Omuzlardaki tabut sallanmaya başlamış. Taşıyanlar omuzlarından kayacağını sanarak daha bir sıkı sarılmışlar. Derken tabutun kapağı yavaşça açılmış ve o zat nurani yüzüyle sözü söyleyen adama bakmış. Adamın heyecandan yüreği ağzına gelmek üzereymiş ki o zat:
“-Eğer ben de onlar gibi hayatı boşuna çiğnemiş dünyada ahireti kazanamamışsam bana da yuh olsun” deyivermiş…
Arkasından tabutuna uzanmış, kapak örtülmüş. Kalabalıktan hiç kimse ağzını açamamış. Sessizce cenazeyi kabre götürmüşler defnetmişler. Herkes gittikten sonra “Sana da yuh olsun” diyen kimse kabrin başında bir süre kalmış ve o zattan özür dilemiş derin derin düşünerek şöyle söyleniyormuş: ”Hayatım akıp gidiyor. Yaşadıklarım bana yuh mu dedirecek, yoksa aferin mi kazandıracak?”
Hayatımızdan koca bir yıl daha akıp geçti ve gidiyor. Miladi takvime göre 2019 bitti ve 2020 yılı geliyor. Şimdi biz de ömrümüzden kayıp giden bir yılı sorgulamak durumundayız. 2019 yılı bizim için acaba ne söyleyecek.
Koskoca 365 günü dünyevi, arzuları, hırsı ve nefsi için harcadı: “Yuh Olsun” mu diyecek, yoksa bütün bir yılı Allah ve Resulünün yolunda ve onların rızası doğrultusunda yaşadı, dünyanın aldatıcı cazibesine kapılmadı: ”Aferin” mi denilecek?
Babası Noel olanlara bir sözümüz yok onlar istediği gibi Noel de kutlayabilir, yılbaşı da, onlara bir engel yok.

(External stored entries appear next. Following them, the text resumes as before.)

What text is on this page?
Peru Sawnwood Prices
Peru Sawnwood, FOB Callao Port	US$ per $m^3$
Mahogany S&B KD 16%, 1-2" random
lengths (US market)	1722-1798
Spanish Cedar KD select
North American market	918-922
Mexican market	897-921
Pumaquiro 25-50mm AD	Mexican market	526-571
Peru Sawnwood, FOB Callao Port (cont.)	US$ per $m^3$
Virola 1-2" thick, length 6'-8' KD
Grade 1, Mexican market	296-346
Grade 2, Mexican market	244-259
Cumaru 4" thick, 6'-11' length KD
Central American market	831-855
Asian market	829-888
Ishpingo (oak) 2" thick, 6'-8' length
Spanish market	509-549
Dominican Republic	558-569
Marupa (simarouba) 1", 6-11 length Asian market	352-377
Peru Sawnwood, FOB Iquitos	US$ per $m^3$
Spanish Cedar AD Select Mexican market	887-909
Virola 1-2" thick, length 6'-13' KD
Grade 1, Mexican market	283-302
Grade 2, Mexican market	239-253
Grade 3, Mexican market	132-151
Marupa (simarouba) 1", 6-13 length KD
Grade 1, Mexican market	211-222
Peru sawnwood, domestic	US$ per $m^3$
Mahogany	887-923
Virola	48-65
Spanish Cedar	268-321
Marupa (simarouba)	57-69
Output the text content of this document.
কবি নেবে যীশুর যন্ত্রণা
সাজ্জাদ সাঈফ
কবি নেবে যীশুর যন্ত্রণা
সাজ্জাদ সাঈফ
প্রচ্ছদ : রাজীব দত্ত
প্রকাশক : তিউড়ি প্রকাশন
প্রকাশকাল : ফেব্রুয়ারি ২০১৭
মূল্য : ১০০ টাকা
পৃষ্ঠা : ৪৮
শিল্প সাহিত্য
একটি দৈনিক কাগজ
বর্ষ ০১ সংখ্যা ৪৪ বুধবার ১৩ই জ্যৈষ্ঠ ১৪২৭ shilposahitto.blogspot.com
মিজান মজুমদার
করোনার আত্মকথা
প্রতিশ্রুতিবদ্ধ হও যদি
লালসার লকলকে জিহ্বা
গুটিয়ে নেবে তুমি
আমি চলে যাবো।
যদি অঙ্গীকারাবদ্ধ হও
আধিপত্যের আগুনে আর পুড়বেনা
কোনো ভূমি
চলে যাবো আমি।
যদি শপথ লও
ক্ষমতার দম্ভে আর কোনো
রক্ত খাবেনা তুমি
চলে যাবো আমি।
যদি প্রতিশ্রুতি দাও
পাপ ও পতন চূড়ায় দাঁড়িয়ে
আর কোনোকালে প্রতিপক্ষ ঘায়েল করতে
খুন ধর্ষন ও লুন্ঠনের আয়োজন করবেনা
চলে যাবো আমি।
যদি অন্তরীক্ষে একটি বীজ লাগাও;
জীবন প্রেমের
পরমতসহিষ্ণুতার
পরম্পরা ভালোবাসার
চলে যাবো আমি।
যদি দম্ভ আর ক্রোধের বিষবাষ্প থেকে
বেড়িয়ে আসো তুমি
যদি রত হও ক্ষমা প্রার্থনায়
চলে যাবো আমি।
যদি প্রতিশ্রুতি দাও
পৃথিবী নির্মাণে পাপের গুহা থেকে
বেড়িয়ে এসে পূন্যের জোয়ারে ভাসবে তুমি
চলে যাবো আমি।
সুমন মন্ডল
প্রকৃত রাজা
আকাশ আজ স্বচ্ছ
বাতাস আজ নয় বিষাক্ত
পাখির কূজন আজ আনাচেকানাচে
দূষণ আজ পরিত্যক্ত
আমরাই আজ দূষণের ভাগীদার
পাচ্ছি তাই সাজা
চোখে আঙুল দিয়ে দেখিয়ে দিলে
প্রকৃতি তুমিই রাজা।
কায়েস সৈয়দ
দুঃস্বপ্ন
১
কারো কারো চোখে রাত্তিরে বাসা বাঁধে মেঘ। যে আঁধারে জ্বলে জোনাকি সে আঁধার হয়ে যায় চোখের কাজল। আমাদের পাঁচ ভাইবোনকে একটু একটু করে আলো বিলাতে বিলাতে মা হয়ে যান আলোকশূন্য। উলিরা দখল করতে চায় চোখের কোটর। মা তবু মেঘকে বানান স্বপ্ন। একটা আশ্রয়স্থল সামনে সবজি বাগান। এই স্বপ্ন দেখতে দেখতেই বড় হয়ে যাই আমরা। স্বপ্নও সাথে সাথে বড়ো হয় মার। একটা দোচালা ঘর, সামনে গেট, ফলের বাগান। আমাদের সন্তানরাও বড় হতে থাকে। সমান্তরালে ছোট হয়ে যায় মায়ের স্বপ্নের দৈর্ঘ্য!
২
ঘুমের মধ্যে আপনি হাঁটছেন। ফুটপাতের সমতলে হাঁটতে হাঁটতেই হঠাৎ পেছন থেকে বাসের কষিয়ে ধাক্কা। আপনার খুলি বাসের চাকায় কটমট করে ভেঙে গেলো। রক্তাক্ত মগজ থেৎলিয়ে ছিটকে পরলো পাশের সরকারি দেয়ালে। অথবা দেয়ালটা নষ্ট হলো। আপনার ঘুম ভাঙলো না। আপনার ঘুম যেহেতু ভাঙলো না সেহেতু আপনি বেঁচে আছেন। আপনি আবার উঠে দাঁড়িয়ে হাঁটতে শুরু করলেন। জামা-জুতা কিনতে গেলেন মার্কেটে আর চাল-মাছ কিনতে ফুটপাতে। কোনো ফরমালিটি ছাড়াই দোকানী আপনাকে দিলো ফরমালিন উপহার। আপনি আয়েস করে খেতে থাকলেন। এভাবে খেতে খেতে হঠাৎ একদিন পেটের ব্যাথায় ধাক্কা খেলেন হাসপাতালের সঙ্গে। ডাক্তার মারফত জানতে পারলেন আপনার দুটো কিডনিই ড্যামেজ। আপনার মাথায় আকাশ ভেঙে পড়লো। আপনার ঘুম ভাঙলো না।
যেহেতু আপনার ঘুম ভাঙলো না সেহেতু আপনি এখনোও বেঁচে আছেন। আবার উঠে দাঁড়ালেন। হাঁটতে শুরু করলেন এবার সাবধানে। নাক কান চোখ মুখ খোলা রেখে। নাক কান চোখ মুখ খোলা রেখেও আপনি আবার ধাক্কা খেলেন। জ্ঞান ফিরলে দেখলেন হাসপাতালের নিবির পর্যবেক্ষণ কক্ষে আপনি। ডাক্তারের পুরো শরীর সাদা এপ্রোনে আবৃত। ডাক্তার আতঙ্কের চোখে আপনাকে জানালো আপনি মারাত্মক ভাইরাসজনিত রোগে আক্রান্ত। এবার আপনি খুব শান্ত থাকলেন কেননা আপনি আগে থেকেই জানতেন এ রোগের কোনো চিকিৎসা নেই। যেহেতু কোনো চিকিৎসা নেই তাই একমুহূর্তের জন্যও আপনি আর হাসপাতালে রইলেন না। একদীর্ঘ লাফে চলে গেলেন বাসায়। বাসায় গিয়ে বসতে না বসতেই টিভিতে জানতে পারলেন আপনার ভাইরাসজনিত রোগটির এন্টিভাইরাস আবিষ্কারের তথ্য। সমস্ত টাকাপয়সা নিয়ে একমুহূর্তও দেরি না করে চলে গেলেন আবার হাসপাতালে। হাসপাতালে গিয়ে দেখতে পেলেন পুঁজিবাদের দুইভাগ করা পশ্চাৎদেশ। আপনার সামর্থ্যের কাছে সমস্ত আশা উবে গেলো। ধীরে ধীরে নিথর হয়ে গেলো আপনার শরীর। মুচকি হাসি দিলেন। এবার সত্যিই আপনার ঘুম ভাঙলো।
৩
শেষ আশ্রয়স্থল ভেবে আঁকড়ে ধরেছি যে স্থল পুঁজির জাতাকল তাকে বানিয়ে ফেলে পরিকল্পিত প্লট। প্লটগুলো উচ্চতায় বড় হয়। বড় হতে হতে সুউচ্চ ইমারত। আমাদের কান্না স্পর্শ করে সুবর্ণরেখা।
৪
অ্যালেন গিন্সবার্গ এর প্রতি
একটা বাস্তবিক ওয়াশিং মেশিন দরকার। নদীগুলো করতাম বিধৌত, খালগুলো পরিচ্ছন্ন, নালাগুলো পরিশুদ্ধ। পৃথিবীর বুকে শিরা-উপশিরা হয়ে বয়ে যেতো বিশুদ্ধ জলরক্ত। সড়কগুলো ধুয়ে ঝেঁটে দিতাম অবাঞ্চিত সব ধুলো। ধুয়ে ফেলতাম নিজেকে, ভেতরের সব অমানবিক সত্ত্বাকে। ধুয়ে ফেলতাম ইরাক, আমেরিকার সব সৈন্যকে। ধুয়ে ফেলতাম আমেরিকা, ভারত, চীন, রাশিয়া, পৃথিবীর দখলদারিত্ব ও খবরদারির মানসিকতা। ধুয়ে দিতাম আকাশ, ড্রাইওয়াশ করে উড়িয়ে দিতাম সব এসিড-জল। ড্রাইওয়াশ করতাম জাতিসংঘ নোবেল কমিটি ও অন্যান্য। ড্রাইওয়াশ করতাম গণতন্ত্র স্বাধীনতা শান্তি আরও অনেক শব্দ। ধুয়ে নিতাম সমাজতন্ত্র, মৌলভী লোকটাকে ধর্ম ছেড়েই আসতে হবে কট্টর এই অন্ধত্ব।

Her türlü eğlenceyi yapabilir, içkide sınırları zorlayabilir. Şehirlerde “Yılbaşı” kutlaması yapılan meydanlara çıkabilir. Saat 24.00 yaklaşırken geri sayım yapabilir, bu arada aralara sızmış olan sapıkların da her türlü sapıklığına alet olabilir.
Ama aklı başında bir insan şöyle sakin kafa ile “ben geçen yılı nasıl değerlendirdim, insanlık için hangi faydalı işleri yaptım, aç ve açıkta olan insanlara ne kadar yardımcı olabildim. İnsan olarak benden beklentilere ne kadar karşılık verebildim. Nerede, nasıl ne gibi hata ve yanlışlarım oldu. Yeni yılda bunları nasıl telafi edebilirim diye geçen yılın muhasebesini yapmalı ve kendisine “Yuh Olsun” mu denilecek; yoksa “Aferin” mi denilecek gözden geçirmelidir.